'Oh, Miss. . . . it's stealing,' Victoria gasped.

'It is. But there it is, you see.'

'But it's not my fault, Miss; if you had a pay box at the top of the stairs, I don't say. . . .'

'Oh, we can't do that,' said the manageress icily, 'they would cost a lot to build and extra staff and we must keep down expenses, you know. Competition is very keen in this trade.'

Victoria felt stunned. The incident was as full of revelations as Lizzie's practices at the desk. The girls cheated the customers, the customers the girls. And the P.R.R. sitting olympian on its pillar of cloud, exacted from all its dividends. The P.R.R. suddenly loomed up before Victoria's eyes as a big swollen monster in whose veins ran China tea. And from its nostrils poured forth torrents of coffee-scented steam. It grew and grew, and fed men and women, every now and then extending a talon and seizing a few young girls with sore legs, a rival café or two. Then it vanished. Victoria was looking at one of the large plated urns.

'All right,' she said sullenly, 'I'll pay.'

As it was her day off, at six o'clock Victoria went up to the change room, saying good-night to Betty, telling her she was going out to get some fresh air. She thought it would do her good, so rode on a bus to the Green Park. Round her, in Piccadilly, a tide of rich life seemed to rise redolent with scent, soft tobacco, moist furs, all those odours that herald and follow wealth. A savagery was upon her as she passed along the club windows, now full of young men telling tales that made their teeth shine in the night, of old men, red, pink, brown, healthy in colour and in security, reading, sleeping, eking out life.
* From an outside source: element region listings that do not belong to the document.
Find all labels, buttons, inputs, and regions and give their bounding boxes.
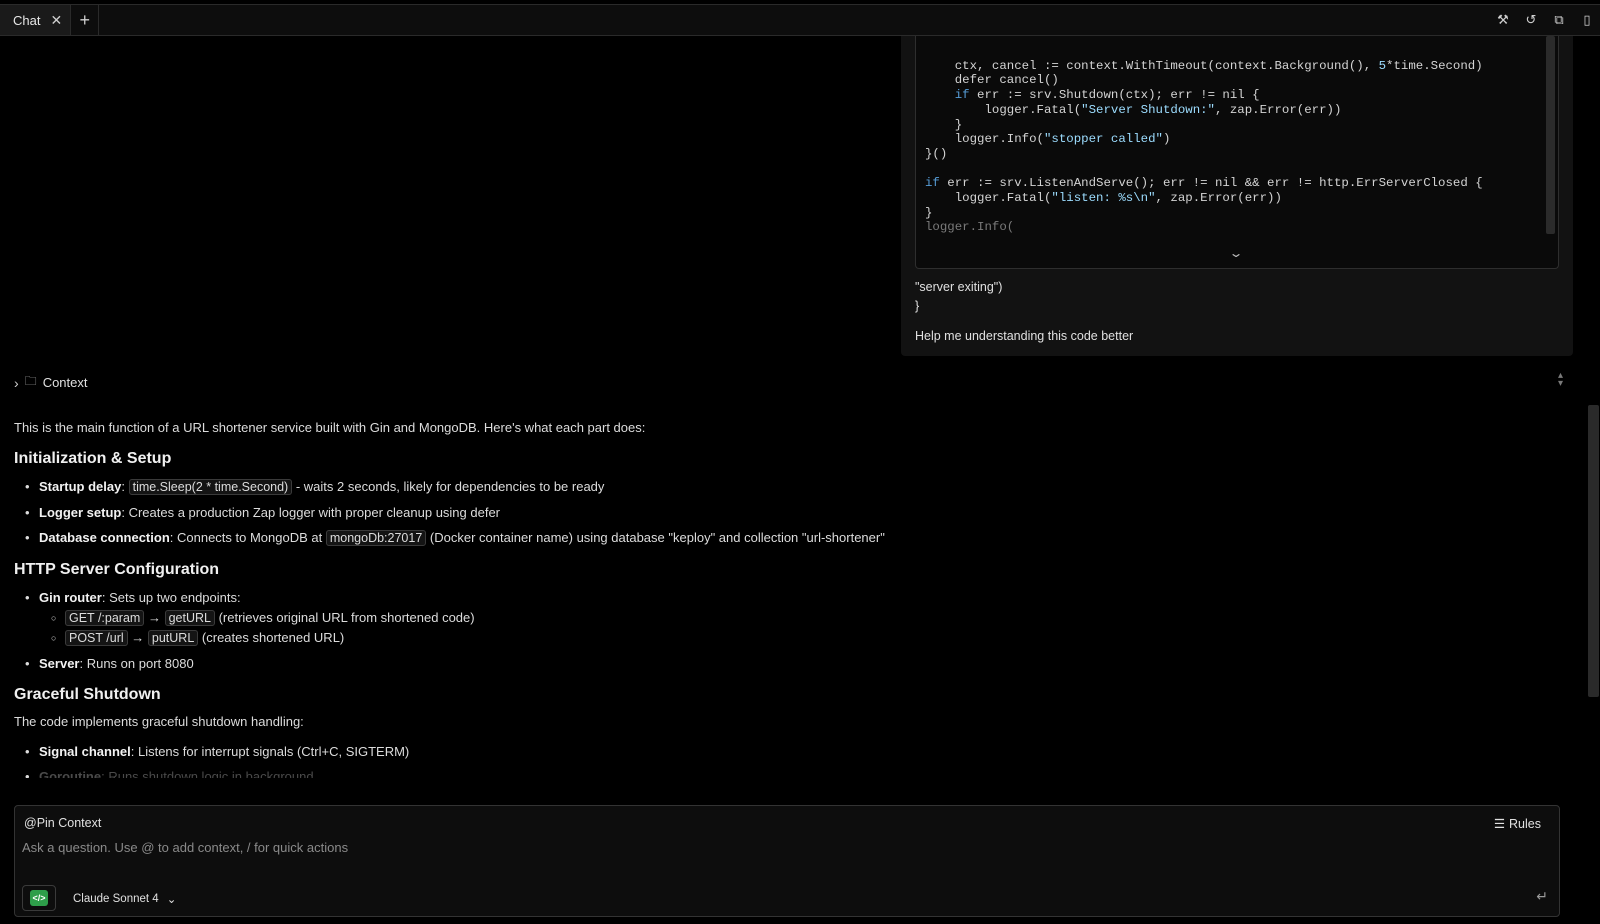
tab-label: Chat <box>13 12 41 28</box>
close-icon[interactable]: ✕ <box>50 12 62 29</box>
code-scrollbar[interactable] <box>1546 36 1555 234</box>
list-item: Server: Runs on port 8080 <box>25 655 1554 672</box>
list-item: GET /:param → getURL (retrieves original… <box>51 609 1554 627</box>
list-item: Goroutine: Runs shutdown logic in backgr… <box>25 768 1554 778</box>
list-item: Startup delay: time.Sleep(2 * time.Secon… <box>25 478 1554 496</box>
open-external-icon[interactable]: ⧉ <box>1552 12 1566 28</box>
code-line: logger.Fatal("Server Shutdown:", zap.Err… <box>925 102 1342 117</box>
section-heading: HTTP Server Configuration <box>14 561 220 578</box>
user-question: Help me understanding this code better <box>915 329 1134 343</box>
list: Startup delay: time.Sleep(2 * time.Secon… <box>14 478 1554 547</box>
document-icon[interactable]: ▯ <box>1580 12 1594 28</box>
list-item: Logger setup: Creates a production Zap l… <box>25 504 1554 521</box>
chat-input[interactable]: Ask a question. Use @ to add context, / … <box>22 840 348 855</box>
code-line: if err := srv.Shutdown(ctx); err != nil … <box>954 88 1260 103</box>
list-item: Database connection: Connects to MongoDB… <box>25 529 1554 547</box>
scroll-arrows-icon[interactable]: ▴ ▾ <box>1558 371 1563 389</box>
history-icon[interactable]: ↺ <box>1524 12 1538 28</box>
list-icon: ☰ <box>1493 817 1506 831</box>
tab-actions: ⚒ ↺ ⧉ ▯ <box>1496 5 1600 35</box>
inline-code: mongoDb:27017 <box>325 530 427 546</box>
model-name: Claude Sonnet 4 <box>73 893 159 905</box>
code-line: }() <box>925 146 948 161</box>
main-scrollbar[interactable] <box>1588 405 1599 697</box>
code-line: logger.Info("stopper called") <box>925 132 1171 147</box>
pin-context-button[interactable]: @Pin Context <box>24 816 101 830</box>
code-lines: ctx, cancel := context.WithTimeout(conte… <box>925 44 1483 235</box>
chevron-down-icon: ⌄ <box>166 894 177 906</box>
code-block[interactable]: ctx, cancel := context.WithTimeout(conte… <box>915 36 1559 269</box>
inline-code: getURL <box>164 610 215 626</box>
model-selector[interactable]: Claude Sonnet 4 ⌄ <box>73 892 176 906</box>
new-tab-button[interactable]: + <box>71 5 100 35</box>
rules-button[interactable]: ☰ Rules <box>1493 816 1541 832</box>
context-label: Context <box>42 375 88 390</box>
tab-bar: Chat ✕ + ⚒ ↺ ⧉ ▯ <box>0 4 1600 36</box>
list: Gin router: Sets up two endpoints: GET /… <box>14 589 1554 672</box>
tab-chat[interactable]: Chat ✕ <box>0 5 72 35</box>
inline-code: GET /:param <box>65 610 145 626</box>
expand-chevron-icon[interactable]: ⌄ <box>1228 246 1243 260</box>
assistant-answer: This is the main function of a URL short… <box>14 420 1554 786</box>
code-icon: </> <box>30 890 48 906</box>
message-text: } <box>915 299 920 313</box>
sub-list: GET /:param → getURL (retrieves original… <box>39 609 1554 647</box>
chat-input-box[interactable]: @Pin Context ☰ Rules Ask a question. Use… <box>14 805 1560 917</box>
section-heading: Initialization & Setup <box>14 450 172 467</box>
code-line: if err := srv.ListenAndServe(); err != n… <box>925 176 1483 191</box>
list-item: Signal channel: Listens for interrupt si… <box>25 743 1554 760</box>
code-line: } <box>925 205 933 220</box>
tools-icon[interactable]: ⚒ <box>1496 12 1510 28</box>
section-intro: The code implements graceful shutdown ha… <box>14 714 304 729</box>
answer-intro: This is the main function of a URL short… <box>14 420 646 435</box>
list: Signal channel: Listens for interrupt si… <box>14 743 1554 778</box>
context-toggle[interactable]: › 🗀 Context <box>14 372 88 393</box>
enter-icon[interactable]: ↵ <box>1536 888 1548 905</box>
inline-code: time.Sleep(2 * time.Second) <box>128 479 293 495</box>
folder-icon: 🗀 <box>24 374 37 388</box>
section-heading: Graceful Shutdown <box>14 686 161 703</box>
code-line: defer cancel() <box>925 73 1059 88</box>
inline-code: putURL <box>147 630 199 646</box>
list-item: Gin router: Sets up two endpoints: GET /… <box>25 589 1554 647</box>
mode-button[interactable]: </> <box>22 885 56 911</box>
chevron-right-icon: › <box>14 374 19 391</box>
list-item: POST /url → putURL (creates shortened UR… <box>51 629 1554 647</box>
code-line: logger.Fatal("listen: %s\n", zap.Error(e… <box>925 191 1282 206</box>
code-line: ctx, cancel := context.WithTimeout(conte… <box>925 58 1483 73</box>
message-text: "server exiting") <box>915 280 1003 294</box>
inline-code: POST /url <box>65 630 128 646</box>
code-line: } <box>925 117 963 132</box>
rules-label: Rules <box>1509 816 1541 831</box>
code-line: logger.Info( <box>925 220 1015 235</box>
The picture was familiar; for it was the picture she had so often seen when, as a girl, she came up to town from Lympton for a week to shop in Oxford Street and see, from the upper boxes, the three or four plays recommended by Hearth and Home. Piccadilly had been her Mecca. It had represented mysterious delights, restaurants, little teashops, jewellers, makers of cunning cases for everything. She had never been well-off enough to shop there, but had gazed into its windows and bought the nearest imitations in Oxford Street. Then the clubs had been, if not familiar, at any rate friendly. She had once with her mother called at the In and Out to ask for a general. He was dead now, and so was Piccadilly.
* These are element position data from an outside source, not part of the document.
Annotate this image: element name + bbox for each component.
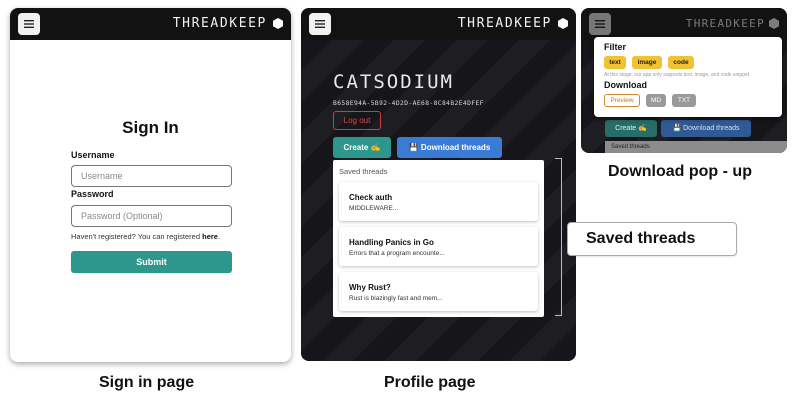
username-input[interactable]: Username (71, 165, 232, 187)
popup-caption: Download pop - up (608, 163, 752, 180)
floppy-icon: 💾 (672, 125, 682, 132)
format-preview-button[interactable]: Preview (604, 94, 640, 107)
submit-button[interactable]: Submit (71, 251, 232, 273)
download-threads-button[interactable]: 💾 Download threads (397, 137, 502, 158)
thread-title: Handling Panics in Go (349, 238, 434, 247)
signin-caption: Sign in page (99, 374, 195, 391)
thread-snippet: Rust is blazingly fast and mem... (349, 295, 443, 302)
menu-button[interactable] (589, 13, 611, 35)
menu-button[interactable] (309, 13, 331, 35)
thread-title: Check auth (349, 193, 393, 202)
saved-threads-bracket (555, 158, 562, 316)
register-link[interactable]: here (202, 232, 218, 241)
top-bar: THREADKEEP (301, 8, 576, 40)
brand-logo: THREADKEEP (457, 16, 552, 31)
hexagon-icon (769, 18, 779, 29)
thread-card[interactable]: Handling Panics in Go Errors that a prog… (339, 227, 538, 266)
profile-username: CATSODIUM (333, 71, 454, 93)
thread-title: Why Rust? (349, 283, 391, 292)
signin-screen: THREADKEEP Sign In Username Username Pas… (10, 8, 291, 362)
filter-chip-image[interactable]: image (632, 56, 662, 69)
filter-chip-code[interactable]: code (668, 56, 694, 69)
thread-card[interactable]: Why Rust? Rust is blazingly fast and mem… (339, 272, 538, 311)
top-bar: THREADKEEP (10, 8, 291, 40)
filter-chip-text[interactable]: text (604, 56, 626, 69)
filter-heading: Filter (604, 42, 627, 52)
download-threads-label: Download threads (420, 143, 491, 152)
create-button[interactable]: Create ✍ (333, 137, 391, 158)
username-label: Username (71, 150, 115, 160)
thread-snippet: Errors that a program encounte... (349, 250, 445, 257)
hamburger-icon (24, 20, 34, 28)
logout-button[interactable]: Log out (333, 111, 381, 130)
menu-button[interactable] (18, 13, 40, 35)
hamburger-icon (595, 20, 605, 28)
page-title: Sign In (122, 118, 179, 137)
register-note: Haven't registered? You can registered h… (71, 232, 220, 241)
register-note-text: Haven't registered? You can registered (71, 232, 203, 241)
brand-logo: THREADKEEP (172, 16, 267, 31)
password-label: Password (71, 189, 114, 199)
hexagon-icon (273, 18, 283, 29)
hexagon-icon (558, 18, 568, 29)
thread-snippet: MIDDLEWARE... (349, 205, 399, 212)
download-popup: Filter text image code At this stage, ou… (594, 37, 782, 117)
download-threads-button[interactable]: 💾 Download threads (661, 120, 751, 137)
top-bar: THREADKEEP (581, 8, 787, 40)
saved-threads-callout: Saved threads (567, 222, 737, 256)
thread-card[interactable]: Check auth MIDDLEWARE... (339, 182, 538, 221)
saved-threads-header: Saved threads (605, 141, 787, 153)
format-md-button[interactable]: MD (646, 94, 666, 107)
download-heading: Download (604, 80, 647, 90)
profile-user-id: B658E94A-5B92-4D2D-AE68-8C84B2E4DFEF (333, 100, 484, 107)
password-input[interactable]: Password (Optional) (71, 205, 232, 227)
filter-note: At this stage, our app only supports tex… (604, 72, 751, 78)
create-button[interactable]: Create ✍ (605, 120, 657, 137)
saved-threads-header: Saved threads (339, 167, 388, 176)
profile-caption: Profile page (384, 374, 476, 391)
hamburger-icon (315, 20, 325, 28)
profile-screen: THREADKEEP CATSODIUM B658E94A-5B92-4D2D-… (301, 8, 576, 361)
register-note-end: . (217, 232, 221, 241)
format-txt-button[interactable]: TXT (672, 94, 696, 107)
brand-logo: THREADKEEP (685, 17, 765, 30)
download-popup-screen: THREADKEEP Create ✍ 💾 Download threads S… (581, 8, 787, 153)
download-threads-label: Download threads (683, 125, 740, 132)
saved-threads-panel: Saved threads Check auth MIDDLEWARE... H… (333, 160, 544, 317)
floppy-icon: 💾 (408, 143, 419, 152)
Victoria remembered without joy: a sign of total flatness, for the mind that does not glow at the thought of the glamorous past is dulled indeed. Piccadilly struck her now rather as a show and a poor one, a show of the inefficients basking, of the wretched shuffling by. And the savagery that was upon her waxed fat. Without ideals of ultimate brotherhood or love she could not help thinking, half amused, of the dismay that would come over London if a bomb were suddenly to raze to the ground one of these shrines of men.

The bus stopped in a block just opposite one of the clubs; and Victoria, from the off-side seat, could see across the road into one of the rooms. There were in it a dozen men of all ages, most of them standing in small groups, some already in evening-dress; some lolled on enormous padded chairs reading, and, against the mantlepiece where a fire burned brightly, a youth was telling an obviously successful story to a group of oldsters. Their ease, their conviviality and facile friendship stung Victoria; she felt an outcast. What had she now to do with these men? They would not know her. Their sphere was their father's sphere, by right of birth and wealth, not hers who had not the right of wealth. Besides, perhaps some were shareholders in the P.R.R. Painfully shambling down the steps, Victoria got off the bus and entered the Green Park. She sat down on a seat under a tree just bursting into bud.